24 Mayıs 2018 Perşembe

BU LOKMA ŞİFADIR


Balabân isminde gayr-i müslim bir çobanın sürüsünden, iki koyun kaybolmuştu. Kaybolan koyunlar, Beşiktaşlı Yahyâ Efendinin "rahmetullahi aleyh" dergâhının bahçesine gelmişlerdi.
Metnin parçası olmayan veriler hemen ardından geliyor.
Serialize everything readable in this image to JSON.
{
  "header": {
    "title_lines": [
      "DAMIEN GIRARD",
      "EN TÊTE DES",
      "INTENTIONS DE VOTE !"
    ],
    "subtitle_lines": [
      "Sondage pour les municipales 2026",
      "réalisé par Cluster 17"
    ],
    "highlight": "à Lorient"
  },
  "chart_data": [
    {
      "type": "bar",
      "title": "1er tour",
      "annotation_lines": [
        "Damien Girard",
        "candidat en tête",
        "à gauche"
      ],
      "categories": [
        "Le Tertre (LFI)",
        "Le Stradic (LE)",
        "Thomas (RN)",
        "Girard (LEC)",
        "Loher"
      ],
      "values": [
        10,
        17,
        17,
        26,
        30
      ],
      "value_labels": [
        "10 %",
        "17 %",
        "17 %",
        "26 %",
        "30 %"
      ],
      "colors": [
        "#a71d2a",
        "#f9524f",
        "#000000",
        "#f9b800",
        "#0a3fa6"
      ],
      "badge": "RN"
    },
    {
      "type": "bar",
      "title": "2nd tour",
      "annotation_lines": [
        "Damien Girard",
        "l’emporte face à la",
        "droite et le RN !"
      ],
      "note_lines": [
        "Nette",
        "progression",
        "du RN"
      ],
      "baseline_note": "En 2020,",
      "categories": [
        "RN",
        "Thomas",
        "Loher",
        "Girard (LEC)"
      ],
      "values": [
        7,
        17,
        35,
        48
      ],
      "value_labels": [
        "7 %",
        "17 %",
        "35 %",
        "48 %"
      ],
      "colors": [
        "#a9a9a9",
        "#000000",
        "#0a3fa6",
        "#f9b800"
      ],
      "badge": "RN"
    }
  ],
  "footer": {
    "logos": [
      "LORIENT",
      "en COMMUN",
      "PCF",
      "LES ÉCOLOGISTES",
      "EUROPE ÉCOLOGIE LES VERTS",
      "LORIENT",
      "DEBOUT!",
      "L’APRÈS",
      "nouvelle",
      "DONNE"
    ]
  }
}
Çoban doğruca dergâha geldi. Yahyâ Efendinin, büyük bir velî olduğunu işitmişti. "Acabâ bana nasıl alâka gösterir, benimle ilgilenir mi, ilgilenmez mi? Eğer benimle ilgilenir, aç ve yorgun olduğumu anlayıp; tâze ekmek, tereyağı ve bal ikrâm ederse, onun hakîkaten büyük bir zât olduğunu anlarım." gibi düşünceler ile Yahyâ Efendinin huzûruna girdi.

Yahyâ Efendi onu görünce, o daha hiçbir şey söylemeden; "Bu genç çok yorulmuş ve acıkmıştır. Buna tâze ekmek, tereyağı ve bal getirin" buyurdu. Ekmek, tereyağı ve bal ortaya konunca, Yahyâ Efendi Balabân'a;

"Ey evladım Balabân
Bunlar sana bir ihsan
İster yağa ban, ister bala ban
İnad etme, ol Müslüman"

dedi ve tebessüm ederek, yemesi için işâret etti. Balabân da o yiyeceklerden yedi. Gönlü ve kalbi yumuşadı. İmân etmekle şereflenip müslüman oldu.